Ampersands is a totally geeky app for font lovers that focuses on — can you guess? — the ampersand. I love ampersands and how artistic they can be. When you turn the iPad to the horizontal you get the ampersand in the italic version of the font. On the vertical, you get the regular font. It’s fun to flip (swipe?) through.
The most awesomest app I recently discovered is from the New York Public Library and is in their Biblion series. This one is called Frankenstein and the Afterlife of Shelley’s Circle. It is filled with essays, audio clips, photos and probably there is video in there somewhere but I haven’t chanced upon it yet. There are cultural interpretations, interviews, discussion of Frankenstein in the movies and the stage, questions about what makes a monster and of course information about Mary Shelley and her circle and how the story was created to begin with. Plus, you can overlay the published version of the book on top of Mary Shelley’s first draft and compare the changes. How cool is that?
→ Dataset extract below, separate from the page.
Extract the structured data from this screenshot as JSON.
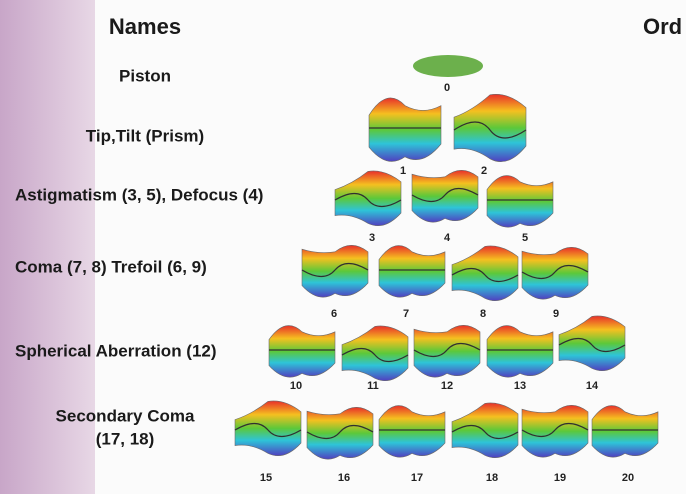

I have two dud apps to report, Cat Fishing and Jitter Bug. These are two games for the cats. One has fish and when the cat touches a fish with its paw it dissolves in bubbles and then reappears. The other is various bugs crawling around on the screen. Neither Waldo nor Dickens gives a flying leap about either of them. I’ve tried to get both cats to play several times. They look at the screen, look at me and then walk away if I have caught them sitting on the rug, or close their eyes and go to sleep if I have caught them stretched out on the sofa. Bookman, however, finds the whole show to be rather entertaining as I try to interest them in it. I don’t know why I am surprised in Dickens’s and Waldo’s lack of interest. They don’t care about those red laser pointer toys either. Their toys of preference are an old robe tie being flipped around, puff balls, tissue paper and a big box. The simple joys.